1. July 31 - August 4, 2017: Short-term QIP-sponsored course on "Frequency Domain Control System Design and Experiments".
2. March 25 & 26, 2006: Workshop on Recent Advances in Controls and Sensors.

1. Human-Driven Full-Size 4WS4WD Electric Vehicle. About 64 lakhs. 2017 - 2020. I am the PI, with Dr. Shakti Singh Gupta of the ME department of IIT Kanpur as the Co-PI.
2. Automatic Book Copier. 15 lakhs. 2017 - 2019. I am the PI, with Prof. KS Venkatesh of the EE department of IIT Kanpur as the Co-PI.
3. Path-tracking control of a four-wheel drive four-wheel steering electric vehicle. About 20 lakhs. 2012 - 2016. I was the PI, with Dr. Nischal Verma of the EE department of IIT Kanpur as the Co-PI.

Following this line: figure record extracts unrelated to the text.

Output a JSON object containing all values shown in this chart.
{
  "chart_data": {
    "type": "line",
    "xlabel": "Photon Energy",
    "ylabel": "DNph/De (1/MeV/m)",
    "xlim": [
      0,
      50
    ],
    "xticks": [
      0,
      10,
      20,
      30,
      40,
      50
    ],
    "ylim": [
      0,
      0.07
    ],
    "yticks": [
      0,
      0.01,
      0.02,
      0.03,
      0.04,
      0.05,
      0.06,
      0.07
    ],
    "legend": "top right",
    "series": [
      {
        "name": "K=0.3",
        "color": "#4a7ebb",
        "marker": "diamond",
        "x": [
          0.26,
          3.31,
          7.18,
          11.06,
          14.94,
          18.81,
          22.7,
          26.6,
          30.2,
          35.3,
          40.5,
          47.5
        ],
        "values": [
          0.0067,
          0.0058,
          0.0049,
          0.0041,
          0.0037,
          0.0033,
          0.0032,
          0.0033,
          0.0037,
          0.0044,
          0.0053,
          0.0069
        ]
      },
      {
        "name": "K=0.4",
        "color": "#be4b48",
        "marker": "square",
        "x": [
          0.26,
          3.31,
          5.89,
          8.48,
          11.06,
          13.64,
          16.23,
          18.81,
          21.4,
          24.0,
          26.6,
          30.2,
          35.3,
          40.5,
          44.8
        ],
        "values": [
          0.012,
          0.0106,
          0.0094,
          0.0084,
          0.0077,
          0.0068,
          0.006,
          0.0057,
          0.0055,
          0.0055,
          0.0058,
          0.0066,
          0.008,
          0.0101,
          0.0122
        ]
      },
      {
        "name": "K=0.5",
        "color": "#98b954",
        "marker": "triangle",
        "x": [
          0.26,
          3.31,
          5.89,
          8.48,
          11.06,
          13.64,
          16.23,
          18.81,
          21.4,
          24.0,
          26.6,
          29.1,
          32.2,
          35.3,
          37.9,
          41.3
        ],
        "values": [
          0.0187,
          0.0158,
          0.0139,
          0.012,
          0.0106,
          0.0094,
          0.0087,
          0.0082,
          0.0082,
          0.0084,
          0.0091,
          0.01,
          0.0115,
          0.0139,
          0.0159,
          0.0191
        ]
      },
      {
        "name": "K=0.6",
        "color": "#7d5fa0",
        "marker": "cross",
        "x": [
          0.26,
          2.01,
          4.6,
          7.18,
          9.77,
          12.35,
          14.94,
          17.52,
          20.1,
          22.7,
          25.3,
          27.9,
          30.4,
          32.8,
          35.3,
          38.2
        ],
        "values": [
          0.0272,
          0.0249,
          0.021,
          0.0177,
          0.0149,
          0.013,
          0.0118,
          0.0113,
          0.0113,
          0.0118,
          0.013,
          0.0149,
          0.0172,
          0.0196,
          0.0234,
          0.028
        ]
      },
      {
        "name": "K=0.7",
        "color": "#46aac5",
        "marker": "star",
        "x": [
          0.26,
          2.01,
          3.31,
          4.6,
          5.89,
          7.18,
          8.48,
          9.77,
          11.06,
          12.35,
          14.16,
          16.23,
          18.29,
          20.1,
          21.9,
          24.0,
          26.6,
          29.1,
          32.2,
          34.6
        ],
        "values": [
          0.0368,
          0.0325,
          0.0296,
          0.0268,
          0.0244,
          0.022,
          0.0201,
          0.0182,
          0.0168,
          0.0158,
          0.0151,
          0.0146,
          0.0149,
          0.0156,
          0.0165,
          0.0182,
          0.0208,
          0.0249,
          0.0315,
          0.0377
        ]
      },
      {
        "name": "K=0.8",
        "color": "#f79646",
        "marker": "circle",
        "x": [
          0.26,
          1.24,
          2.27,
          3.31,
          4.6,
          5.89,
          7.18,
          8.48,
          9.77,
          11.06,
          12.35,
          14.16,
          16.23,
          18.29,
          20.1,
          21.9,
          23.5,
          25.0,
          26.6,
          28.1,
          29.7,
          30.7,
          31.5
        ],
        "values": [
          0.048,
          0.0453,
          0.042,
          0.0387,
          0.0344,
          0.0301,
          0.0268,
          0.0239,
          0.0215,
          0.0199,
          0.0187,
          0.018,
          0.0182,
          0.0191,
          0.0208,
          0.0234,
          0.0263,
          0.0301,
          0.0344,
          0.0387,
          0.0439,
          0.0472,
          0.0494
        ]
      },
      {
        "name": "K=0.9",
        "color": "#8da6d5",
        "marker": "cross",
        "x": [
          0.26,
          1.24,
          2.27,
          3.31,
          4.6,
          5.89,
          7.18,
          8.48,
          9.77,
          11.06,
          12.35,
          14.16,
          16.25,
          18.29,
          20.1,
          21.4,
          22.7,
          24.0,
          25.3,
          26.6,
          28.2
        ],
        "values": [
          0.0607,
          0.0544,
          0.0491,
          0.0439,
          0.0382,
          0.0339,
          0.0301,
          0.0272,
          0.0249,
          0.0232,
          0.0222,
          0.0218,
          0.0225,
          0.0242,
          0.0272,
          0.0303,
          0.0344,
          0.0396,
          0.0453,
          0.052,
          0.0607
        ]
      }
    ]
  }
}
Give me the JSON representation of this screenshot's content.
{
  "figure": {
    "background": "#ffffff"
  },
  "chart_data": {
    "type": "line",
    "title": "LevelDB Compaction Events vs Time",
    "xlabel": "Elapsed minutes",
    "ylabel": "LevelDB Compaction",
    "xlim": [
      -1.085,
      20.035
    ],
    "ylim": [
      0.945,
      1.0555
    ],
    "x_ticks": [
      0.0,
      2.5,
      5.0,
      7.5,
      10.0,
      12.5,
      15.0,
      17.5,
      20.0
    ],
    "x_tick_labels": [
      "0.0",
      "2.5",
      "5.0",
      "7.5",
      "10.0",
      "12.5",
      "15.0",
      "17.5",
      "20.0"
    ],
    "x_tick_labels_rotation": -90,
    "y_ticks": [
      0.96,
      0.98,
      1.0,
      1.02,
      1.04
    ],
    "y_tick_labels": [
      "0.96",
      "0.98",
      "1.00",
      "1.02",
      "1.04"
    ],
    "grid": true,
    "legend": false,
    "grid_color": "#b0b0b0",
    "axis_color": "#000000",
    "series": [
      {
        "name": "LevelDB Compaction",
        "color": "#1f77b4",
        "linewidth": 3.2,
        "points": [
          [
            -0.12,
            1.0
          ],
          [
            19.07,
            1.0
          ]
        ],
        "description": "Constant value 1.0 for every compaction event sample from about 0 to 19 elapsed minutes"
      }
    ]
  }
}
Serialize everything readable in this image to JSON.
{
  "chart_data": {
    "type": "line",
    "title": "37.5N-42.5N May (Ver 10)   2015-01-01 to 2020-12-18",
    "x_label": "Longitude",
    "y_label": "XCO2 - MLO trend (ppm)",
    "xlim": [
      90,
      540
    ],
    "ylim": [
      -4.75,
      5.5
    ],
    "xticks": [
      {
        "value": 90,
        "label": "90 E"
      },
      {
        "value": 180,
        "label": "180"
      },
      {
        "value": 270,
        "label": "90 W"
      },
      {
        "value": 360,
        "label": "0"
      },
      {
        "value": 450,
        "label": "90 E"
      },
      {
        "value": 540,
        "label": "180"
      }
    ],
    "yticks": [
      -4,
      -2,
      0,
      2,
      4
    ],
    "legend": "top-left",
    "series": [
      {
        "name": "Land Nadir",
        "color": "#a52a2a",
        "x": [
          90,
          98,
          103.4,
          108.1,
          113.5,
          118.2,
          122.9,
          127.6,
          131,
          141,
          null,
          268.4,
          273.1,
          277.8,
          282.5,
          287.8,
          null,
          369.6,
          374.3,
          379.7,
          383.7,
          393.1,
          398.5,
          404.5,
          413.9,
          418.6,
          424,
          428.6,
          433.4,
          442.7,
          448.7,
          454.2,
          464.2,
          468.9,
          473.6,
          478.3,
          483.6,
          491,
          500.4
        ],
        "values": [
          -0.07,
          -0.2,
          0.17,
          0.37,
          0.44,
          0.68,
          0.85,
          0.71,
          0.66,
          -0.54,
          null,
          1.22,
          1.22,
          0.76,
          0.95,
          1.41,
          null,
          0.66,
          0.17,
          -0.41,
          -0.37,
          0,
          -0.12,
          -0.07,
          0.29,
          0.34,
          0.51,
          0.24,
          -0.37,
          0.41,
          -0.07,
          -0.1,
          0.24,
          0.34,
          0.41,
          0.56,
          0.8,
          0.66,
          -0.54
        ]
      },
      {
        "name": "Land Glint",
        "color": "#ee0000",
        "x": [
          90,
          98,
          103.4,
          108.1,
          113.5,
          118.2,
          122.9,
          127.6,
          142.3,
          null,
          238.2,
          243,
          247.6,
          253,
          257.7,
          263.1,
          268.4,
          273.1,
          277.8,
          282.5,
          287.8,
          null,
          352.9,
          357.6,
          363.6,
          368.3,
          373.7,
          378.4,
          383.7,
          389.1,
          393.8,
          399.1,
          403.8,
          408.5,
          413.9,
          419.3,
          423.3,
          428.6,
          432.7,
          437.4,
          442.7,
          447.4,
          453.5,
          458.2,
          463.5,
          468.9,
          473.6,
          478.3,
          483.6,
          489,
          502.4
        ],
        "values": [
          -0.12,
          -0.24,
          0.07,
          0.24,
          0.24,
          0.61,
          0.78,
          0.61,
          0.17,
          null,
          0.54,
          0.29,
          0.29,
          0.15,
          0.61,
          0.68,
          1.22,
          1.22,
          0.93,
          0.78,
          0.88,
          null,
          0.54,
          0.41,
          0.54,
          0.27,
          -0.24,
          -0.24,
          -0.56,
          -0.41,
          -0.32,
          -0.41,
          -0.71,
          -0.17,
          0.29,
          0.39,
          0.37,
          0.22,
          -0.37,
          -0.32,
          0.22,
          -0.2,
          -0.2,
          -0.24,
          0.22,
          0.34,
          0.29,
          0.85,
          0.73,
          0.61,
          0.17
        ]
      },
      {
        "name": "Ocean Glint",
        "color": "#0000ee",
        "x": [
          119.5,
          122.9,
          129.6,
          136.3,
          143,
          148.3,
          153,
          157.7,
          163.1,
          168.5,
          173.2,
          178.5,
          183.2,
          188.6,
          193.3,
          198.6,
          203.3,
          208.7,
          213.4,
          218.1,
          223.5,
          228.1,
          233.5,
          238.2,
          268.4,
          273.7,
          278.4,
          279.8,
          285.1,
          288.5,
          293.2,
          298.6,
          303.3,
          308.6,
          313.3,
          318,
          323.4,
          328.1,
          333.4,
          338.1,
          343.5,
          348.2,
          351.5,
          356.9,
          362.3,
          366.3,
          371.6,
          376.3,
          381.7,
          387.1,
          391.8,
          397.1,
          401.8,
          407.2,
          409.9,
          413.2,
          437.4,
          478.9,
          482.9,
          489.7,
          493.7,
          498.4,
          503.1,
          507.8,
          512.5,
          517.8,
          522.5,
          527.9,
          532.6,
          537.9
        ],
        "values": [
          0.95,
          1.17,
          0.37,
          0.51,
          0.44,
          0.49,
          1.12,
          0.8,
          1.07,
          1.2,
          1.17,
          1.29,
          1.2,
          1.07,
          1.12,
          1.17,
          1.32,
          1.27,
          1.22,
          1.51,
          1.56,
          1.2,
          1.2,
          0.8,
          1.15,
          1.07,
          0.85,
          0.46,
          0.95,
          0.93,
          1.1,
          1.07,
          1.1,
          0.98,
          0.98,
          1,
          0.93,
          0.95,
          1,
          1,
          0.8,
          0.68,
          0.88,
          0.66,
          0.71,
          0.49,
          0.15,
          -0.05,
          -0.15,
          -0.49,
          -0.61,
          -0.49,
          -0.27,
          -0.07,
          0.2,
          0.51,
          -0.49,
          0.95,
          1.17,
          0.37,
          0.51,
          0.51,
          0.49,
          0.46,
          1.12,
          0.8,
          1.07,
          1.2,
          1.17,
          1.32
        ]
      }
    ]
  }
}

1. Editor of IETE Technical Review in the area of Controls Engineering, 2014 onwards.
2. Member of the International Program Committee of Indian Control Conference 2015.
3. Member of the International Program Committee of Indian Control Conference 2016.
4. Member of Technical Committee of INDICON 2008, organized at IIT Kanpur in 2008.
5. Organizer of Workshop on Recent Advances in Controls and Sensors, at IIT Kanpur in 2006.
6. Reviewer for various journals, such as IEEE Transactions on Intelligent Transportation Systems, IEEE Transactions on Vehicular Technology, and Transactions of the Institute of Measurement and Control, IEEE Transactions on Sustainable Energy.

There is a significant theory-practice gap in the field of control systems. Towards the end of my PhD studies, I saw this gap as an opportunity and have focused at IITK on contributing to bridging this gap. My research at IITK has focused on developing control systems-based products that could have good economic and humanitarian value. Validating my work through experimental results is an integral part of my research. For the validation I use scale test beds wherever possible, building in-house at a fraction of the cost of buying from abroad. My research has emphasized building assets for my country, instead of buying from abroad.

One of the products is a four-wheeled electric vehicle (EV), in which each wheel is driven by an independent electric motor and is steered by another independent electric motor (4WS4WD EV). This EV is motivated by the fact that energy efficient low-pollution vehicles are urgently needed to mitigate the pollution caused by the existing road vehicles. Calculations done by my students suggest that 4WS4WD EVs have 30% greater well-to-wheel efficiency (WWE) than conventional EVs, which in turn have 30% greater WWE than conventional internal combustion engine vehicles. The efficiency translates into lowered pollution. Additionally, 4WS4WD EVs are maneuverable to the extent that they have zero turning radius. This maneuverability helps them negotiate tight corners easily, thus helping save real estate allocated to roads. Therefore, 4WS4WD EVs are ideal for public transportation within cities, as well as to ferry goods and people within airports, harbors, factories, campuses, and other spaces where making wide turns is not economical or possible. In summary, 4WS4WD EVs are essential for a sustainable habitat.

The 4WS4WD EV presents many interesting control theoretic problems, such as coordinating the multiple motors for the EV to travel on even or uneven roads efficiently, designing the networked control system for such coordination, and coordination of the multiple motors of a version of this EV that can change its size on the move.